Kawamura, who started on Sept. 1, emerged as the unanimous choice of the selection committee composed of board and staff. The visit to Los Angeles was an opportunity to meet with local key stakeholders. In addition to Tuesday’s meeting, Kawamura and Ikeda also met with representatives at the Japanese American National Museum and the Smithsonian.
“She has surpassed expectations. I’ve found a kindred spirit. The conversations have been delightful,” Ikeda said.
Kawamura explained that her background is in education and she always approaches issues from the mindset of an educator. In the short term, her focus will be on ensuring a smooth succession and maintaining the organization’s stability. She will debut as executive director at the 2022 Densho virtual gala on Nov. 2.
Kawamura is fluent in Japanese and her father and grandfather were both Hiroshima atomic bomb survivors. Their experiences led her to think about how those experiences continue to resonate in subsequent generations.

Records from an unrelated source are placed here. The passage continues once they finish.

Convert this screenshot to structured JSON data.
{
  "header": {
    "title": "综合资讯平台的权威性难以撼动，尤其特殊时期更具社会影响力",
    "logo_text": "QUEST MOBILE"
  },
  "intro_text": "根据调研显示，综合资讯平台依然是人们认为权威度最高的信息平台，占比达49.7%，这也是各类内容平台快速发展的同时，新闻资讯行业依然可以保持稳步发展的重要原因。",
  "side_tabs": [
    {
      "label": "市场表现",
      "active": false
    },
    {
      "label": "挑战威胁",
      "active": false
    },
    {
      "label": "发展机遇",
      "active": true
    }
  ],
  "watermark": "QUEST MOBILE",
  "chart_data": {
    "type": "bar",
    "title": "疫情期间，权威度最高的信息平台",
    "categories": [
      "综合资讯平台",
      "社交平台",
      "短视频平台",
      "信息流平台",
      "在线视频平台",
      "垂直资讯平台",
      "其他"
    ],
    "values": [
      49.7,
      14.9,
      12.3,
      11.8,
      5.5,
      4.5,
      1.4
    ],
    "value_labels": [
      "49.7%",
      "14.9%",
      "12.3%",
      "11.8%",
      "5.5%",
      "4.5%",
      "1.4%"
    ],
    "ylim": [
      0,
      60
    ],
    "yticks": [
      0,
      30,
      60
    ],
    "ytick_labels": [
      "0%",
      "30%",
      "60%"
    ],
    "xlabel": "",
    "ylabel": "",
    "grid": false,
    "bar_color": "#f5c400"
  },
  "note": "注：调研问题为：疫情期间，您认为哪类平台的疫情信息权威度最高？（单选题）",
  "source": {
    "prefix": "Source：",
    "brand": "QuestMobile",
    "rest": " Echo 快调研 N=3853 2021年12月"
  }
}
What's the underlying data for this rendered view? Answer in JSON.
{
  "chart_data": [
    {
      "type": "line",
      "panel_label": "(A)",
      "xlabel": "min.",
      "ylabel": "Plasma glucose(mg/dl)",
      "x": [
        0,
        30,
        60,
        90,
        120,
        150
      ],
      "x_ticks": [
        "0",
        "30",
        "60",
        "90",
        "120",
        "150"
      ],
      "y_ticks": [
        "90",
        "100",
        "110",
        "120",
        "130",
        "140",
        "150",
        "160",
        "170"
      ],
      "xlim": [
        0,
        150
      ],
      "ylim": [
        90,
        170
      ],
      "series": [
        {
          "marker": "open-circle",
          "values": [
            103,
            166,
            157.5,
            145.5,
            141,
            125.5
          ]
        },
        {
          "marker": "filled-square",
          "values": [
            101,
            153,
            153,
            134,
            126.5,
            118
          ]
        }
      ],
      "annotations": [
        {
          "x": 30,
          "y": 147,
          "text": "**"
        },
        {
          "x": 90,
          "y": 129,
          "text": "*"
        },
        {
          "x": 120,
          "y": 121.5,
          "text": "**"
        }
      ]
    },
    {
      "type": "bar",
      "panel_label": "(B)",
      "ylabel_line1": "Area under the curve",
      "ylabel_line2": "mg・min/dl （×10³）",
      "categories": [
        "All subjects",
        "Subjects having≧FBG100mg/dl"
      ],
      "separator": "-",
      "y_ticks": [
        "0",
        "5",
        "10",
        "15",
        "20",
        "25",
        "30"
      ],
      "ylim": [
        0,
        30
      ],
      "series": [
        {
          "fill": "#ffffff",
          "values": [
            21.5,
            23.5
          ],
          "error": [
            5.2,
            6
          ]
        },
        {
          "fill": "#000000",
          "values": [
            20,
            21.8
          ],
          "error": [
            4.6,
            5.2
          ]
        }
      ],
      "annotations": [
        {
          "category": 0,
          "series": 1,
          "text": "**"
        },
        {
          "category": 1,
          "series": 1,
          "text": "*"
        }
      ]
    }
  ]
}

“As somebody that grew up in the shadow of World War II, I really thought about what it meant to be the second generation of an experience I never lived but it meant so much to my family. So I knew that I needed to be responsible and needed to do something with the role that I was born into,” said Kawamura.
“That led to more of an exploration of memory in the JA and JC context. In a similar vein that the Second World War and the wartime incarceration is this memory that the lived experiences of the survivors are passing on. What does that mean for second, third generations to take that memory on? What to we do with it? How do we animate that history so that it matters and doesn’t happen again?”